Une énième motion de censure en mousse pour le gouvernement. Sans surprise aucune, Elisabeth Borne a surmonté cette épreuve parlementaire, dans la nuit de vendredi à samedi 21 octobre, après avoir dégainé son treizième 49.3, mercredi, pour faire adopter sans vote le premier volet du budget 2024. Les deux motions, respectivement la 19e et la 20e, portées par les groupes le Rassemblement national et la France Insoumise, ont donc été rejetées. La première n’a recueilli que 89 voix sur les 289 nécessaires ; la seconde 219. Insuffisant pour censurer le gouvernement Borne.
Désormais banalisées au Palais-Bourbon, les motions de censure n’ont pas mobilisé les foules dans l’hémicycle. «On a abîmé l’outil, regrettait cette semaine un conseiller de groupe. Sous la précédente législature, quand on déposait une motion, c’était un moment important de la vie parlementaire. Ça reste un outil de riposte. Mais politiquement, il est démonétisé.»
Dans l’hémicycle, Elisabeth Borne a renvoyé dos à dos «l’extrême droite» et «l’extrême gauche», leur «même culture de la démagogie» et de «l’outrance». «Engager la responsabilité du gouvernement ne se fait jamais ni avec légèreté ni par facilité. Je le fais par devoir», a affirmé la Première ministre, «parce que la France ne peut pas se passer d’un budget».
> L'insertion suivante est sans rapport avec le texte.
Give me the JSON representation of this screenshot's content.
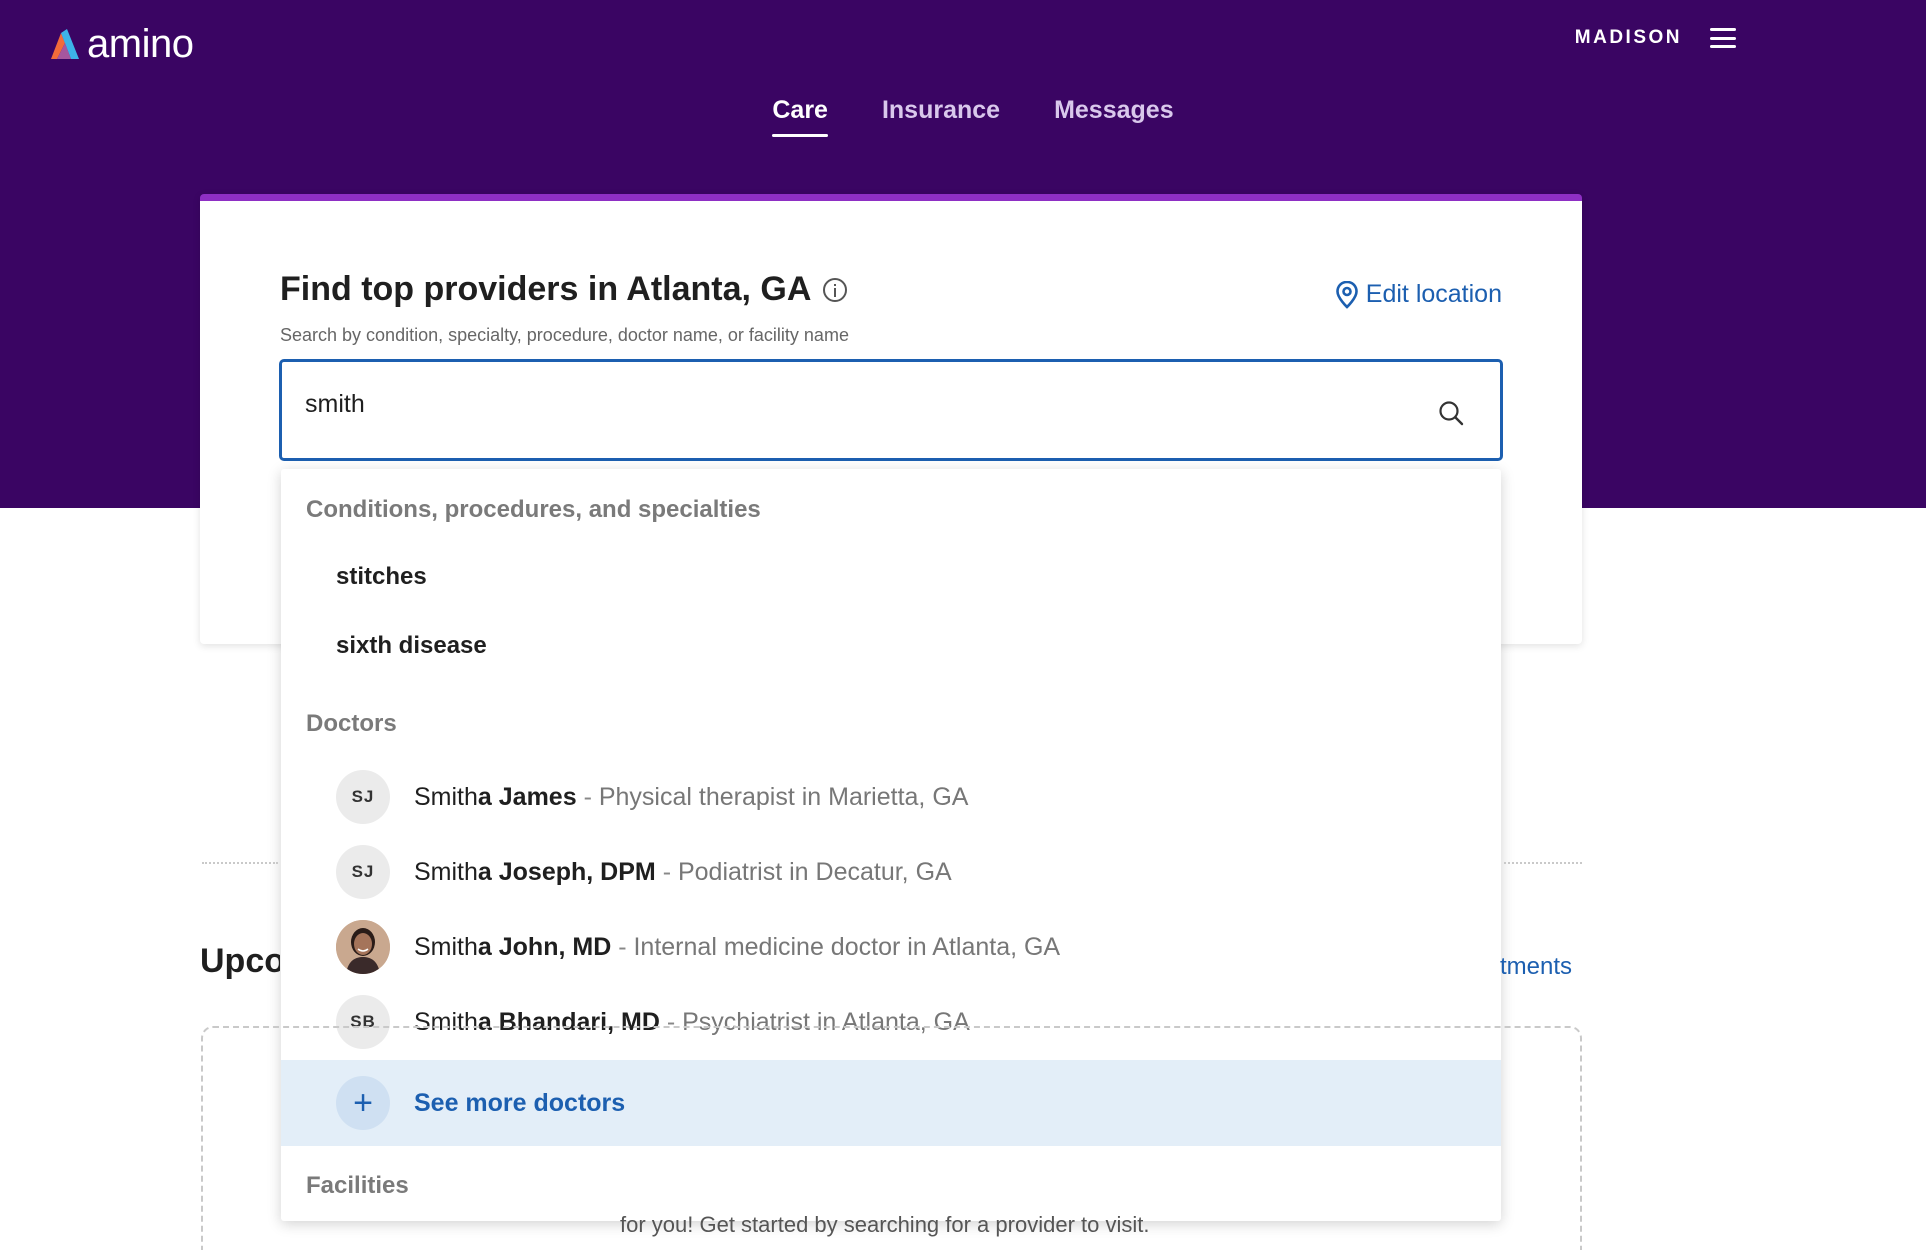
{
  "app": {
    "logo_text": "amino"
  },
  "header": {
    "user_name": "MADISON",
    "tabs": [
      {
        "label": "Care",
        "active": true
      },
      {
        "label": "Insurance",
        "active": false
      },
      {
        "label": "Messages",
        "active": false
      }
    ]
  },
  "search_card": {
    "title": "Find top providers in Atlanta, GA",
    "edit_location_label": "Edit location",
    "subtitle": "Search by condition, specialty, procedure, doctor name, or facility name",
    "query": "smith"
  },
  "dropdown": {
    "conditions_heading": "Conditions, procedures, and specialties",
    "conditions": [
      "stitches",
      "sixth disease"
    ],
    "doctors_heading": "Doctors",
    "doctors": [
      {
        "initials": "SJ",
        "match": "Smith",
        "rest": "a James",
        "desc": "Physical therapist in Marietta, GA",
        "photo": false
      },
      {
        "initials": "SJ",
        "match": "Smith",
        "rest": "a Joseph, DPM",
        "desc": "Podiatrist in Decatur, GA",
        "photo": false
      },
      {
        "initials": "",
        "match": "Smith",
        "rest": "a John, MD",
        "desc": "Internal medicine doctor in Atlanta, GA",
        "photo": true
      },
      {
        "initials": "SB",
        "match": "Smith",
        "rest": "a Bhandari, MD",
        "desc": "Psychiatrist in Atlanta, GA",
        "photo": false
      }
    ],
    "separator": "-",
    "see_more_label": "See more doctors",
    "facilities_heading": "Facilities"
  },
  "background": {
    "upcoming_fragment": "Upco",
    "appointments_fragment": "tments",
    "empty_state_fragment": "for you! Get started by searching for a provider to visit."
  },
  "colors": {
    "header_bg": "#3a0563",
    "accent_blue": "#1c5fb0",
    "card_top_border": "#8e2fc4",
    "see_more_bg": "#e3eef8"
  }
}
Le président LFI de la Commission des Finances, Eric Coquerel, a dénoncé pour sa part l’utilisation «sans relâche» du 49.3, «vestige autoritaire» d’une «Ve République dépassée» et «dysfonctionnelle», «irrespectueuse des pouvoirs» du Parlement. Le député insoumis reproche au gouvernement d’écarter les «amendements les plus significatifs» comme la «taxe sur les superdividendes» ou la «taxe sur les rachats d’actions» des grandes entreprises, que proposait le MoDem, allié du camp présidentiel, et qui avait été adoptée en commission.
La députée RN Alexandra Masson a, elle, critiqué un «budget indigent et irréaliste». Elle a pointé du doigt l’indemnité carburant, «un énième chèque gadget de 100 euros», en appelant le gouvernement à «baisser les taxes».
«Crise démocratique»
Le rejet des deux textes vaut adoption en première lecture du volet recettes du projet de loi de finances. Faute de majorité absolue, le gouvernement devrait de nouveau user du 49.3 ces prochains jours, pour la poursuite de l’examen du budget. Une dizaine de fois même, selon les va-et-vient de la navette parlementaire. Une deuxième cartouche pourrait ainsi advenir dès mardi 24 octobre, alors que sera débattu en séance le projet de loi de financement de la sécurité sociale (PLFSS) pour 2024. Le budget de la Sécurité sociale a déjà été rejeté vendredi en commission des affaires sociales. «Évidemment le gouvernement ne cherchera pas à amender son projet de loi pour trouver une majorité. 49.3 en vue. Nous nous enfonçons dans une crise démocratique», a réagi vendredi Olivier Faure, le premier secrétaire du Parti socialiste.
A gauche, comme lors de la session précédente, l’opportunité de déposer une motion après chaque 49.3 fait débat. Plus encore dans la période de turbulences que connaît la Nupes, après le refus des Insoumis de qualifier le Hamas de mouvement terroriste. La motion du groupe de Mathilde Panot, rejetée dans la nuit de vendredi à samedi, n’avait ainsi récolté que 14 signatures de députés écologistes (sur les 23 que compte le groupe) et 14 communistes (sur 22). Ni la présidente du groupe écolo, Cyrielle Chatelain, ni André Chassaigne, chef de file des communistes, ni le patron du PCF Fabien Roussel n’ont signé. Les socialistes n’avaient pas non plus signé.
Le Rassemblement national, de son côté, avait dénoncé une «absence totale de respect pour le débat» au Parlement. La présidente du groupe, Marine Le Pen, avait surtout enjoint les députés Les Républicains à soutenir sa motion, faute de quoi leur opposition serait «stérile». Au sein du groupe LR, les chefs se refusent pour l’heure de faire tomber le gouvernement, du moins sur le budget. «Déposer une motion de censure veut dire disposer d’une majorité alternative pour faire adopter notre budget», justifiait cette semaine la députée du Doubs et numéro 3 du parti, Annie Genevard. Présentant son contre-budget mardi au siège du parti, le chef de la droite Eric Ciotti expliquait de son côté qu’il se voyait «mal aller discuter de ce contre-budget avec M. Mélenchon».